New Worries During Pandemic

The coronavirus pandemic creates new complications about tracking hours and fair compensation when supervisors can't see nonexempt employees entering and leaving the office, Hartman said. She has been warning employers to be accurate in tracking and recording their employees' hours, even when they are working from home. "You should always be careful of this, but you should be particularly careful of it now."

Hartman said that on a few rare occasions, she has heard of an employer trying to short an employee on wages, but most often, it's due to a lack of understanding of the law. "It's not their intent to steal."
Employees typically don't complain about wage theft during an economic downturn, but that doesn't mean they will remain silent once the economy improves and workers feel more secure about their jobs. "They might be saving that claim for a rainy day," Shapiro warned.

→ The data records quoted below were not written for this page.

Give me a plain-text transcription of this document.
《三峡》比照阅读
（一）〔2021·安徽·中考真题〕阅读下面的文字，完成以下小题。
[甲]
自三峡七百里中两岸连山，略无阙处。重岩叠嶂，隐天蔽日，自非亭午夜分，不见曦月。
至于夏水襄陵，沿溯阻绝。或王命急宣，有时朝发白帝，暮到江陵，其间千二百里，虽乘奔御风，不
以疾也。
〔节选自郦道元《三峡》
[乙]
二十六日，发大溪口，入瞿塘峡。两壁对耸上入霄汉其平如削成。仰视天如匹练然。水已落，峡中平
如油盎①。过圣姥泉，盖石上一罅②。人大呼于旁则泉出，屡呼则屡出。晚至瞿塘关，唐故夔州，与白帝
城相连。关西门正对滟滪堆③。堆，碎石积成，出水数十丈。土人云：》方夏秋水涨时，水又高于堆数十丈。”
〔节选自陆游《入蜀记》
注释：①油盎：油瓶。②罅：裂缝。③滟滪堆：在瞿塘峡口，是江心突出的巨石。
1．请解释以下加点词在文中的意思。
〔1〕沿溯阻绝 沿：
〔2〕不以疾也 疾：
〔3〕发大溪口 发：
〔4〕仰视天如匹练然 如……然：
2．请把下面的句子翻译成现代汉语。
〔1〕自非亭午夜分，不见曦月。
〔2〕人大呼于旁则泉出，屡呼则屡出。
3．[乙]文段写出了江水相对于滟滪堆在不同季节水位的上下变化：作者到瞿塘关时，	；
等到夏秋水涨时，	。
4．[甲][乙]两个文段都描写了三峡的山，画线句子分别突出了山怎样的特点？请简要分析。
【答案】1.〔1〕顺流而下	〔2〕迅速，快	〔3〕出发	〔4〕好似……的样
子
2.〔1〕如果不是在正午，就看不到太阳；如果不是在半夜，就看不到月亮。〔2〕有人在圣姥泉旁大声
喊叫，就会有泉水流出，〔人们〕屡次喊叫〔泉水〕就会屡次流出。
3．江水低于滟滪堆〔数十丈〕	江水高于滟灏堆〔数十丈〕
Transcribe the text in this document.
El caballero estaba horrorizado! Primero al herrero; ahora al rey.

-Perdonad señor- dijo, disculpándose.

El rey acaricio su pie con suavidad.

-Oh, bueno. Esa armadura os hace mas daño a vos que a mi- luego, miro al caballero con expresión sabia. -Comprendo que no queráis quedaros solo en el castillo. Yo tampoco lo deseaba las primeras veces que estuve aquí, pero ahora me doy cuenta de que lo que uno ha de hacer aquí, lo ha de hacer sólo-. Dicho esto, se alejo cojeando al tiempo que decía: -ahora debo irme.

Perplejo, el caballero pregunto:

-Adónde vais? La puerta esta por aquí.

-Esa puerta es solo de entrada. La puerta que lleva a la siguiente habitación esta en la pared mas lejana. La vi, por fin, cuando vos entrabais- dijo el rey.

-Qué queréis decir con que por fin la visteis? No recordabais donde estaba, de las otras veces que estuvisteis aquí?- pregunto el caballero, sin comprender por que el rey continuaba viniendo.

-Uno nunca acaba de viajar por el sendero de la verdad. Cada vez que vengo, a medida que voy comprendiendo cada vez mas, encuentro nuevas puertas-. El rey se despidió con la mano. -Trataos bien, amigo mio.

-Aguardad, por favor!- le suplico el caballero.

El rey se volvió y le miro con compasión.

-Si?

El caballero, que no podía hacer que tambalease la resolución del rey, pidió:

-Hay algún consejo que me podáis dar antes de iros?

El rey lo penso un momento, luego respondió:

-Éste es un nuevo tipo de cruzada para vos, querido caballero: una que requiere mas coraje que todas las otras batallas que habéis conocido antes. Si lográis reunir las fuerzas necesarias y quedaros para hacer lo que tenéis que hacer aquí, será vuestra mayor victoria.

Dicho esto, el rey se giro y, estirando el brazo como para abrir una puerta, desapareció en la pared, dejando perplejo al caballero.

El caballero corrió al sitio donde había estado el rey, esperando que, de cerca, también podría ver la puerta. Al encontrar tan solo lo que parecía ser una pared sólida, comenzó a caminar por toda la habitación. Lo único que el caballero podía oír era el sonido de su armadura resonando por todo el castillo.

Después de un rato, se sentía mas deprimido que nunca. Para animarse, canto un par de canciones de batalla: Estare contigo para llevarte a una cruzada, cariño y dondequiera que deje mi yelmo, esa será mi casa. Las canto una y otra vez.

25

Bobo said companies also violate labor laws by classifying a full-time employee as an independent contractor—a category that makes the worker ineligible for advantages such as workers' compensation and requires them to pay double employment taxes. "A lot of churches pay their janitors or church musicians as independent contractors," even though these workers are full time and have no control over their schedule, Bobo said. "Employers mistakenly think it is their choice. It isn't."

Cristina Rouvalis is a freelance writer in Pittsburgh.